Allen sees the greatest possible challenge to the sector as a result of Brexit is on the employment front. “The sector is very heavily-reliant on low-cost, multi-skilled labour from Europe,” he says. “If people choose to go back to their country of origin, or are dissuaded from coming here because they don’t think they’re welcome, that is going to exacerbate recruitment shortages hotels are already experiencing and inevitably push up operating costs.”
“That will put pressure on the management agreements, and that in turn will mean a squeeze on institutional yields from the sector. That in turn could reduce sector values and reduce the availability of finance. We could – in the worst case - be looking at a Brexit ‘crunch’,” he concludes.
Increased pressure in the sector could have other consequences, though. “A crunch of this kind is likely to hit the least agile operators hardest,” warns Allen. “Single hotels, especially in the upper mid-market and even at the ‘trophy’ end are vulnerable because they have no way to defray management costs. Small, undifferentiated chains will also face a challenging time, but this could lead to a few distressed opportunities for institutions looking to invest. We could have a bit of a shake-out in the sector.”
He also sees opportunity in regional devolution, where Trowers & Hamlins – with a longstanding reputation in the public sector – is heavily-involved both on the regulatory side and in commercial ventures.
"Airport City Manchester is one of the key components of the North West development project,” says Allen, pointing to one example where Trowers has been active of late.

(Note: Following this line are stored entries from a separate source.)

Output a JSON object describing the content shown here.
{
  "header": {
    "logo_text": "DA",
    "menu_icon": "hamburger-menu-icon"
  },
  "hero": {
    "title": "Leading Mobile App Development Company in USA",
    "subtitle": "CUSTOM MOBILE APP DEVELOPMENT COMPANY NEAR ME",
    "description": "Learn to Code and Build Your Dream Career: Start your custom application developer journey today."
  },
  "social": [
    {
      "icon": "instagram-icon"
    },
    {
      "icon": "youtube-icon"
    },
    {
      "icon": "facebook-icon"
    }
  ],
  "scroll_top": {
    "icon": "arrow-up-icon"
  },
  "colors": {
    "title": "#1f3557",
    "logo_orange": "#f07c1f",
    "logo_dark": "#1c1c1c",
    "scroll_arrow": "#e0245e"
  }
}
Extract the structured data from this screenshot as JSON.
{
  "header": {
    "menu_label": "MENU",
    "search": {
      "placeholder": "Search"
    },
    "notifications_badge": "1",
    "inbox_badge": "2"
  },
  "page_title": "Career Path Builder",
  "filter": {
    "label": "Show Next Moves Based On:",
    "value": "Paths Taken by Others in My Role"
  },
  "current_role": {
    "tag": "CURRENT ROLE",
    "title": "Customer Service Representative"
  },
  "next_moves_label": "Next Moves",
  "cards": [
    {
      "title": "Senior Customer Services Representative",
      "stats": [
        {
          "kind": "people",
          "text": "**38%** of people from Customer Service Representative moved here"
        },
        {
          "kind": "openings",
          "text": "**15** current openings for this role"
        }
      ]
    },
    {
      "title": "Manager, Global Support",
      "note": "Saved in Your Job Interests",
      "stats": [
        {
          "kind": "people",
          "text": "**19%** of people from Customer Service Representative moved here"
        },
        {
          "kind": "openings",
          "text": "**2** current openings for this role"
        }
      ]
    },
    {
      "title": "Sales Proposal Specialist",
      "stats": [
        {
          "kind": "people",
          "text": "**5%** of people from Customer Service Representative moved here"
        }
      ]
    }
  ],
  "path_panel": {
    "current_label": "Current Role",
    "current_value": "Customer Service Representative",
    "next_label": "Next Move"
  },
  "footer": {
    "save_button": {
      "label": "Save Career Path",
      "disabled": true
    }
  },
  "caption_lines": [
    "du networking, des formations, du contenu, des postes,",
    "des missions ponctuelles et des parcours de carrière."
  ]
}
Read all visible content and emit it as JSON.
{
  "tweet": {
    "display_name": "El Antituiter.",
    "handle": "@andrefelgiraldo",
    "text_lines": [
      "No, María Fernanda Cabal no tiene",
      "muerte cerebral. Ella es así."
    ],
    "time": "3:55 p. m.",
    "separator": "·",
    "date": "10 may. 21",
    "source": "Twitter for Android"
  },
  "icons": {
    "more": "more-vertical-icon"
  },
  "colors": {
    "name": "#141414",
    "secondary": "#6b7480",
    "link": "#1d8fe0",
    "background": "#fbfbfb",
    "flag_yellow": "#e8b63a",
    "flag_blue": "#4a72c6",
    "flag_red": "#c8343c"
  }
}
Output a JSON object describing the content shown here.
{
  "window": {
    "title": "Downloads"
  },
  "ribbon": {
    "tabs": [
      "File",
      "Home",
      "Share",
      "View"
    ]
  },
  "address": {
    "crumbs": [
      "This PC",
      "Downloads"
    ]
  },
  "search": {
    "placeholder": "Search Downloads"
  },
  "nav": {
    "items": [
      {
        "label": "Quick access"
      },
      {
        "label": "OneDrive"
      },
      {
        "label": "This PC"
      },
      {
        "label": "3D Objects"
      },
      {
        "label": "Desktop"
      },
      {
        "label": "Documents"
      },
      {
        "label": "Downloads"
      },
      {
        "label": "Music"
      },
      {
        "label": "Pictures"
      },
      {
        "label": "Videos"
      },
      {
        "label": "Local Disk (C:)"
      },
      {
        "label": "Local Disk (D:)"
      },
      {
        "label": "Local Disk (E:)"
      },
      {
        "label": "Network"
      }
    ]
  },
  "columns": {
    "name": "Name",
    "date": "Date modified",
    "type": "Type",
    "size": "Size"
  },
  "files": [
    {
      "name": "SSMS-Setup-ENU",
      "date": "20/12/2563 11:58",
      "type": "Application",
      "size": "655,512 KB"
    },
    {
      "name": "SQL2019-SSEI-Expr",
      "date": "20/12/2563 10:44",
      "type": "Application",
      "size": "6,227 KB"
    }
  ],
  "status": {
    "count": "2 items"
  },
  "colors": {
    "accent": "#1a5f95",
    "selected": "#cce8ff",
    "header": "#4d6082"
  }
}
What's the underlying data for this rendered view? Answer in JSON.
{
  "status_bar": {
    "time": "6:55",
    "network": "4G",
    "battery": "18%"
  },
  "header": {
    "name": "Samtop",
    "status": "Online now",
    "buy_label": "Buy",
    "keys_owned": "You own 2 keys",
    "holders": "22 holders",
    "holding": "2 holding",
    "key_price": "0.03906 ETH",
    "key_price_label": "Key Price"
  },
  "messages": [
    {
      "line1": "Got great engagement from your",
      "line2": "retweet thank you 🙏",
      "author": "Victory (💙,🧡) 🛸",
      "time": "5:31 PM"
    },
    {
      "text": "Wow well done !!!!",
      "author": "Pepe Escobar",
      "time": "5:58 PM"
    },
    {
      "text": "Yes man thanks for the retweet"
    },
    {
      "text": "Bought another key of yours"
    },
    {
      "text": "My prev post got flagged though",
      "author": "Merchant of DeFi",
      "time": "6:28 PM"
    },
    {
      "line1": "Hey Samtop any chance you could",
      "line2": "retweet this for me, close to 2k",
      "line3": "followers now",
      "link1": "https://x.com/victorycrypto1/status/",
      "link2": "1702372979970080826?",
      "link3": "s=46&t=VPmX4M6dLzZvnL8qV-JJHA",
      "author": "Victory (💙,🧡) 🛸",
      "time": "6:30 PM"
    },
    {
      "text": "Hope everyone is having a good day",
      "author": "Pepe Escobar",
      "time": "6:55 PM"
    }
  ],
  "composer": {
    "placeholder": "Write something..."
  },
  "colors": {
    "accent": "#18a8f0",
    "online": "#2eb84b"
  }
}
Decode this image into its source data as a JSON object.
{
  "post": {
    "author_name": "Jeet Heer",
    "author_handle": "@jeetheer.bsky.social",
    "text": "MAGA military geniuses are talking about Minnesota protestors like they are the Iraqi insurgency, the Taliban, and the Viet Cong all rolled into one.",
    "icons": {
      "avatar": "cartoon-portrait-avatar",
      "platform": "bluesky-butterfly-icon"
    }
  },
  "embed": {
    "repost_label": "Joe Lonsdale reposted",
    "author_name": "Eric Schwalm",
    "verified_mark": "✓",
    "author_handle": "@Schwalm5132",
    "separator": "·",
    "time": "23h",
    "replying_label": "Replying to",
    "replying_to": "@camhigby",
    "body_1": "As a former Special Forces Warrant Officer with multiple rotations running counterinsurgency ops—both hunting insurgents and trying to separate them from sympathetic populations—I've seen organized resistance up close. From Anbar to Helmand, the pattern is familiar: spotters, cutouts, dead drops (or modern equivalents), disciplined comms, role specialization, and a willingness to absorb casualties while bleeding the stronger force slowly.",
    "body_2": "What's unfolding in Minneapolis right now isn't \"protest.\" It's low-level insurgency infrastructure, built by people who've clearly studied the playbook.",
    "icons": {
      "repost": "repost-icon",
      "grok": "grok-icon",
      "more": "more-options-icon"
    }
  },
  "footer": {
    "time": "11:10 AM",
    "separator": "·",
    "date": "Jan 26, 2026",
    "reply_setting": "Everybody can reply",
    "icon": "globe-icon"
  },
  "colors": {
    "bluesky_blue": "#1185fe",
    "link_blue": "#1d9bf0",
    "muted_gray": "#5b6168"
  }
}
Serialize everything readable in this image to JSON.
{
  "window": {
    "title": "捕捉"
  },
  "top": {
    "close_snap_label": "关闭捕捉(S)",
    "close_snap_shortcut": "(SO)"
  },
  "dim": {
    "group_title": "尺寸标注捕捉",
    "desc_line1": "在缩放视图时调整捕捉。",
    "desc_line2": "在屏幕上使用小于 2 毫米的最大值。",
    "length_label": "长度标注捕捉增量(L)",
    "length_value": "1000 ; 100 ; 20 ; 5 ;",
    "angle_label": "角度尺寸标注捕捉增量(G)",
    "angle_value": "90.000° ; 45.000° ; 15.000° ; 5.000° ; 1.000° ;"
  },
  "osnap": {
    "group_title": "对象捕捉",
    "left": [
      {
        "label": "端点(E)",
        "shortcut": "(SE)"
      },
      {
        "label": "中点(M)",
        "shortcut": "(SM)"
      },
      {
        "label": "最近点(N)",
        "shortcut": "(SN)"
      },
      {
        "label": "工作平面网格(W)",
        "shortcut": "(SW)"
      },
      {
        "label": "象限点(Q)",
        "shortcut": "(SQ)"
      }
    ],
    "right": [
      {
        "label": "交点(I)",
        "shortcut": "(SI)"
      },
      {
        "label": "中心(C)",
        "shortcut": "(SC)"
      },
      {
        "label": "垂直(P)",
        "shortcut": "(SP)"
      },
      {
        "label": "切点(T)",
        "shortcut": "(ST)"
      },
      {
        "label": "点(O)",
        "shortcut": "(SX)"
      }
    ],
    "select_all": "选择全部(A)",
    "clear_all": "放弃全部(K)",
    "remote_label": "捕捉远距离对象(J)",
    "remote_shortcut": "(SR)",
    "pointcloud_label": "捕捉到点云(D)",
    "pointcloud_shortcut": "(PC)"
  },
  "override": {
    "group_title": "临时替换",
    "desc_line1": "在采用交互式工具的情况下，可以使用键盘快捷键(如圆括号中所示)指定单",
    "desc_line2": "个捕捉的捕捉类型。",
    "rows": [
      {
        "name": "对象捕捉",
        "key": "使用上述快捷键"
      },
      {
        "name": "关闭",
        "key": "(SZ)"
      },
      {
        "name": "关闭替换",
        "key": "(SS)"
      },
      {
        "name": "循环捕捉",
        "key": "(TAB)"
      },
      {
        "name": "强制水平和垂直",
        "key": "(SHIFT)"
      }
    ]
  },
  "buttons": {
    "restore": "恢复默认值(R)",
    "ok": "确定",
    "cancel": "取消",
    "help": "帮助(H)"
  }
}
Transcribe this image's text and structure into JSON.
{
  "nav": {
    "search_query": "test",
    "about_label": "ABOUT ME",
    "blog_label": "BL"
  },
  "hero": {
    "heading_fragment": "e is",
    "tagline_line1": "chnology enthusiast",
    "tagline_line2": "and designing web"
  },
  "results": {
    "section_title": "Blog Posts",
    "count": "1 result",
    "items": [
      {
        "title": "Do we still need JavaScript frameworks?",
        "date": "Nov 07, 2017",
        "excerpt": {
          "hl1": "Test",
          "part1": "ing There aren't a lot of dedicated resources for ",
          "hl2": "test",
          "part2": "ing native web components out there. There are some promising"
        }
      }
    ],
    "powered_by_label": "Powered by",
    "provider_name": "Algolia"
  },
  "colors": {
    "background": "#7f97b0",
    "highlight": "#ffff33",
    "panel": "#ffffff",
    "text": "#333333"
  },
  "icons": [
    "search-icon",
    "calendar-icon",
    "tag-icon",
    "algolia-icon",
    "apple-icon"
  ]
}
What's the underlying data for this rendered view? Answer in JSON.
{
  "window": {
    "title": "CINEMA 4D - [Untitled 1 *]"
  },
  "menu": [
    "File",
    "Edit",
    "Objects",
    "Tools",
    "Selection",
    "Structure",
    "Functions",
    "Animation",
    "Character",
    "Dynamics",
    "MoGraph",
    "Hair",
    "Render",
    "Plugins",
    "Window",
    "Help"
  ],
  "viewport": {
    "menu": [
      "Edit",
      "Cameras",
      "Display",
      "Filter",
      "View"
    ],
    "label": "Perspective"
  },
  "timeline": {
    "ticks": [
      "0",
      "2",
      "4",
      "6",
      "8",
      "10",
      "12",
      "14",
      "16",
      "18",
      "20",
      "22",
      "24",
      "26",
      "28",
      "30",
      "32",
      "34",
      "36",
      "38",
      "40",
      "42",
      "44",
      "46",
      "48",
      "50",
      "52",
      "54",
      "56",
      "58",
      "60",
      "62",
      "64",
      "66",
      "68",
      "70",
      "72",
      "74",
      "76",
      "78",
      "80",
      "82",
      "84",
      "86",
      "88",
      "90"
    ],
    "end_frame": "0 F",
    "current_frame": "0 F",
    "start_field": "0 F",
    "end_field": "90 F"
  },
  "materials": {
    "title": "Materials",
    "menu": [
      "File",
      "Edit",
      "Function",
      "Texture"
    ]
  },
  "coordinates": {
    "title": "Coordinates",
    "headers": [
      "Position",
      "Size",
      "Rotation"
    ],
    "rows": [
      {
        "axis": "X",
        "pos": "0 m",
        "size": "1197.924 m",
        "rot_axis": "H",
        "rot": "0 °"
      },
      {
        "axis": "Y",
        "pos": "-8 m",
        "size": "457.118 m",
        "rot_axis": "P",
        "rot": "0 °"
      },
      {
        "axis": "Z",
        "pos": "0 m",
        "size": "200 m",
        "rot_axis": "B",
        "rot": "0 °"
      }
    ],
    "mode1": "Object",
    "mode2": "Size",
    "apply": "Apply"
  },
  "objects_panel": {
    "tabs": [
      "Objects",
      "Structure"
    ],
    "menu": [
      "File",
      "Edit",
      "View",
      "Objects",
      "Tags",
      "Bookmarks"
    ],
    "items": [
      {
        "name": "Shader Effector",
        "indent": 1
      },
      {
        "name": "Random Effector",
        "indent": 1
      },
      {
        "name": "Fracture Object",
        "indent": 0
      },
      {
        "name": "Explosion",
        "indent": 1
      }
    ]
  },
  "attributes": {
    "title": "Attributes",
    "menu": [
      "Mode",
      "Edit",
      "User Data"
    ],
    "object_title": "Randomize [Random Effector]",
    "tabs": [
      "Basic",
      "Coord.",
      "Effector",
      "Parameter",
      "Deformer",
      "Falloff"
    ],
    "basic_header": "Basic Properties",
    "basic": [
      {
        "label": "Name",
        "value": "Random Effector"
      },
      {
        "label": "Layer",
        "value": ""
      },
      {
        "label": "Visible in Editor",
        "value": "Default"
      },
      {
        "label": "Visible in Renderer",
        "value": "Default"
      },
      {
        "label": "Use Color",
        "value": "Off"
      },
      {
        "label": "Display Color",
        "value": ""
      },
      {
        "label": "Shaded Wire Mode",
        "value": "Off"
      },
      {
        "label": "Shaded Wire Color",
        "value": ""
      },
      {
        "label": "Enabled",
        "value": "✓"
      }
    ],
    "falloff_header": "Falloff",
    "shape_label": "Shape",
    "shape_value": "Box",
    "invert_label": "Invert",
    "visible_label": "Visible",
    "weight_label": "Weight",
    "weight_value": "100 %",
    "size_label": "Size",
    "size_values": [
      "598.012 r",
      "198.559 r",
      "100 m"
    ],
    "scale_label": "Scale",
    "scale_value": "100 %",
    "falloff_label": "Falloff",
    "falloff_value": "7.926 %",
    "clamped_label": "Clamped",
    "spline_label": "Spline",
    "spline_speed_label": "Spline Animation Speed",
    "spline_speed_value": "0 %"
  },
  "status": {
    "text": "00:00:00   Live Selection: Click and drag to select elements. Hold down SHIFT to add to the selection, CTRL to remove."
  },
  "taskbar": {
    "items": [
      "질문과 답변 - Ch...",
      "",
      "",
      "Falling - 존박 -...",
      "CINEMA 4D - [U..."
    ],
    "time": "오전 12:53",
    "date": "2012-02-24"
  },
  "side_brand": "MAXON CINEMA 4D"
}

Hotels will be central to the new, £800m ‘urban quarter’, which is the first major infrastructure development in the UK to involve equity investment from China. “One new 480-key hotel is planned next to the airport itself,” he adds, “though we expect it’s going to be the first of several, to meet increased demand related to the new direct flights from Manchester to the Chinese mainland.”
Allen believes the government should give specific support to the hotel sector as the UK’s new role in the world becomes clearer. “A decision has been made that the UK should carve more of an independent role on the world stage,” he says, “and a large part of that is going to be opening up new export markets and encouraging new foreign investment. Having a top-end hotel sector, able to host at a high level of quality close to transport hubs and to key areas for investment will be a vital part of the jigsaw. We have a lot of experience in helping stakeholders among investors, operators and local authorities to deliver landmark projects but – to paraphrase again – the hotels of Rome were not built in a day!”